Mister Wolford W. Scott

"The vice-president sat behind a large, hand-rubbed mahogany desk to the left of the stairs.  In front of the desk, forming a barrier to its approach, was a rectangular table with several chairs, all on the side away from the desk.  Mister Wolford W. Scott had placed himself as near to the mezzanine as possible so as to command a view of the entire bank while conducting business.   No one could enter or move about without his notice.  Mister Wolford W. Scott was proud of his bank and even prouder to be its vice-president.  He walked, talked and dressed himself as befitting a man of his station.  To many, he looked like the cartoon of the capitalist banker brought to life."
* * * 
Mister Wolford W. Scott is vice-president of the National Bank of Joliet.  He's a pompous, bigoted man who begrudgingly accepts immigrants as necessary for the Joliet's economy.  But that doesn't mean he has to treat them fairly.  I always refer to Mister Wolford W. Scott as Mister Wolford W. Scott.  I seldom used a pronoun since Mister Wolford W. Scott is extremely proud of his name and relishes the sound of it.  Also by repeating Mister Wolford W. Scott so often, the reader quickly tires of it and learns to dislike Mister Wolford W. Scott and all Mister Wolford W. Scott stands for.  

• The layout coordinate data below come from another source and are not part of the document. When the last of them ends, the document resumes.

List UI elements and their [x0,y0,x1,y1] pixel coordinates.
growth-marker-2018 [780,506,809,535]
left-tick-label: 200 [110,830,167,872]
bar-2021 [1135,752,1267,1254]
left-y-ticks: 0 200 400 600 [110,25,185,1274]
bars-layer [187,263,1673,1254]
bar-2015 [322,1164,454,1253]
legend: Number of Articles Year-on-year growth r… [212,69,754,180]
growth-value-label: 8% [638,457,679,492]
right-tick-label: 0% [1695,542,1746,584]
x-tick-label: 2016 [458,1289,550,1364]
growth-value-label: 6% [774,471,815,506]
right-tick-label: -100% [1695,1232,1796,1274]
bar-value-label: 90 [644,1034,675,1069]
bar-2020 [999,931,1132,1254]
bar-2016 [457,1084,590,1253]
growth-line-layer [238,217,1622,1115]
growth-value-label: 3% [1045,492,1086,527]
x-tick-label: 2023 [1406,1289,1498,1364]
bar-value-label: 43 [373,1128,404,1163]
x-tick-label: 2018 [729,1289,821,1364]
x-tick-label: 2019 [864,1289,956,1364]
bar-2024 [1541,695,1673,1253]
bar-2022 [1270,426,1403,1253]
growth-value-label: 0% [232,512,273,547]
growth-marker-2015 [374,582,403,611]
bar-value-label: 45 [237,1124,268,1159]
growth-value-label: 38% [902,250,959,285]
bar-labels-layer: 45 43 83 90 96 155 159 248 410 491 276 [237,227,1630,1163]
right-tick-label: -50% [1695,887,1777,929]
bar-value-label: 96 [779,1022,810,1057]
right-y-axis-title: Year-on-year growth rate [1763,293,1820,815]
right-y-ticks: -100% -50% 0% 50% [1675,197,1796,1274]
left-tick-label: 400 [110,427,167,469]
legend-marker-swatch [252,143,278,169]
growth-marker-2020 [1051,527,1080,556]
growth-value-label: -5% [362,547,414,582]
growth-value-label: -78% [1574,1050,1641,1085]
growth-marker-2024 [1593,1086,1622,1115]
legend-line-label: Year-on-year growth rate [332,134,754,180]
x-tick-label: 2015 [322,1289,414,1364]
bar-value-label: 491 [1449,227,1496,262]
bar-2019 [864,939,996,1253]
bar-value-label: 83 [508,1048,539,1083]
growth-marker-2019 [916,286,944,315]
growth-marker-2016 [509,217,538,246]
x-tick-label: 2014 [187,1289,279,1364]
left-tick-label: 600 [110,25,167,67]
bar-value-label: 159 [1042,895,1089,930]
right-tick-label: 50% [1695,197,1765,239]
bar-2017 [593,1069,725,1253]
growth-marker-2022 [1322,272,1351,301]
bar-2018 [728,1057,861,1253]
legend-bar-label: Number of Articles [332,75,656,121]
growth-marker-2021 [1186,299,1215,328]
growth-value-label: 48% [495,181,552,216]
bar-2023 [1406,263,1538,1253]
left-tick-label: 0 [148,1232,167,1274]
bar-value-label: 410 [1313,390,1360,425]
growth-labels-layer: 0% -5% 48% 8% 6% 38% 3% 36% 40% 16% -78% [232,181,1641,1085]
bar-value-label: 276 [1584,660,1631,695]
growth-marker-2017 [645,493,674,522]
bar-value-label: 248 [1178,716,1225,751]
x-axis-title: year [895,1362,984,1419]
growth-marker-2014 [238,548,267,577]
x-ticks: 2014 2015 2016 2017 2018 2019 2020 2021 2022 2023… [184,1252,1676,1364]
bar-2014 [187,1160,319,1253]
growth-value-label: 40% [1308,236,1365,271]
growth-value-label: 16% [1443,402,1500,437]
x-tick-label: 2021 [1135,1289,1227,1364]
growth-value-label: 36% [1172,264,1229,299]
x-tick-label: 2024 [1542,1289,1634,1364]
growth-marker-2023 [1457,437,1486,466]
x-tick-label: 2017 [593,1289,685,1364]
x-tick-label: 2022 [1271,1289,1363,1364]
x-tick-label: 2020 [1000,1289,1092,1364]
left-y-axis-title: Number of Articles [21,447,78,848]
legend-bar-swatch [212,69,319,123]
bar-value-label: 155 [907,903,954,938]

In Slogans Wolford W. Scott's bigotry turns to paranoia of the Red Scare.  Believing all Russian immigrants are Bolsheviks, Mister Wolford W. Scott turns his wrath against Massey.

Mister Woldford W. Scott

I once read bank presidents and collage deans all had names that could be said backward or forward.  Mister Wolford W. Scott was derived from a co-worker named Scott Wolford.  The fact his last name, Scott, is that of a former girlfriend is mere coincidence.

Komisar Lev M. Bogdanov

 
Komisar Lev M. Bogdanov


"While his father’s prayers for freedom went unheeded, Lev’s supplications were heard.  His salvation came not from an indifferent god, but from those who understood the value of a fine suit of clothes.  Even on the frozen taiga of the Chelyabinsk Oblast, a man must look his best and what more could a minor official wish than a suit made by a Jewish tailor.

Fourteen years after Bloody Sunday and four months after Lenin’s October Revolution, Bogdanov walked through the gate of Labor Camp 482 a free man and the city of Chelyabinsk became home not only to a fine tailor, but also an exceptional chess player and a very dedicated Communist."
* * *
Komisar Bogdanov can't be described as evil.  He is true believer in social reform and that communism is the only way to save mankind.  Bogdanov's problems begin when the villagers of Unkurda do not accept his philosophy with bread and salt.  Like too many reformers, he then treats the villagers as children whom must be shown the proper path.  

After a year of futility, Bogdanov receives orders from the Central Committee to increase production or suffer personal consequences.  He responds with increased zeal.  When his glowing plans are met with indifference and outright hostility, Bogdanov feels population must be weeded for the good of all.